Wandel durch Handel?
Kaum war die Tinte unter dem am 14. Juli 2015 unterzeichneten Iran-Atomdeal getrocknet, landete der damalige Wirtschafts- und Energieminister Sigmar Gabriel mit einer großen Wirtschaftsdelegation in Teheran. Die Deutschen hatten sich als erste in Erwartung wegfallender Sanktionen dorthin begeben. Immerhin wurde Iran von Finanzagenturen als die lukrativste ökonomische Bonanza nach dem Zerfall der Sowjetunion beworben.
Die Reise des Vizekanzlers aber rief prompt Kritik hervor: Sie sei ein frühreifes, wenn nicht gar falsches Signal an ein unverändert autoritäres Regime. Indes wurde die Wiederbelebung wirtschaftlicher und auch politischer Beziehungen als Teil einer Politik des „Wandels durch Handel und Annäherung“ rationalisiert und damit weitgehend der Kritik entzogen.
Die Wirtschaftsimperien der Revolutionswächter
Nun ist nach dem Ende der ersten Amtszeit von Präsident Hassan Rohani die Zeit für eine erste Bilanz gekommen: Hat die europäische Annäherungspolitik einen Wandel in der Islamischen Republik Iran begünstigt oder eher nicht?

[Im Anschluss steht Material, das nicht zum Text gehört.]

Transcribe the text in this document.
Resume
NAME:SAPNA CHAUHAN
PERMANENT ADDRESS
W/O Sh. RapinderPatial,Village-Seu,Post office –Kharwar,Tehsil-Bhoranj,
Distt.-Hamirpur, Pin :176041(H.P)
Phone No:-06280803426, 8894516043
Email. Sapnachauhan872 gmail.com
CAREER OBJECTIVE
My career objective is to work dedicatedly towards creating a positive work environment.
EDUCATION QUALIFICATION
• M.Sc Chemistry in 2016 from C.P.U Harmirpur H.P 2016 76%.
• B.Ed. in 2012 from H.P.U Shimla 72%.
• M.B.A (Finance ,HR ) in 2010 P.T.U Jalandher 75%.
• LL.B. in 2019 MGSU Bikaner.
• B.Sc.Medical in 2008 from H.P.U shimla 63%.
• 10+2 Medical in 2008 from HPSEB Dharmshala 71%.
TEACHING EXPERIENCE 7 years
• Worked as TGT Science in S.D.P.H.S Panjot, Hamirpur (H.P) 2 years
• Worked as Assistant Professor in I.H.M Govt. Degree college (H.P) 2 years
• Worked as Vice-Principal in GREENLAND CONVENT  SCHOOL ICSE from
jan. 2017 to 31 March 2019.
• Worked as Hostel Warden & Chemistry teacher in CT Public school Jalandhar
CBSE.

Nach wie vor wird die Hoffnung gehegt, dass mit einer Öffnung zum Westen hin auch die so wichtigen Spielräume für die iranische Zivilgesellschaft größer werden. Doch die Fakten sprechen eine etwas andere Sprache: Erstens, hat sich unter Rohani die Menschenrechtssituation noch verschlimmert.
Iran hält in puncto Anzahl der Exekutionen einen beschämenden Rekord, der nur noch von China übertroffen wird.
Zweitens, vom Großteil der nach dem Atomdeal abgeschlossenen Kaufverträge mit Iran profitierten die Wirtschaftsimperien der Revolutionswächter, des Obersten Führers Ali Khamenei sowie der Bonyâds, steuerbefreite islamische Stiftungen.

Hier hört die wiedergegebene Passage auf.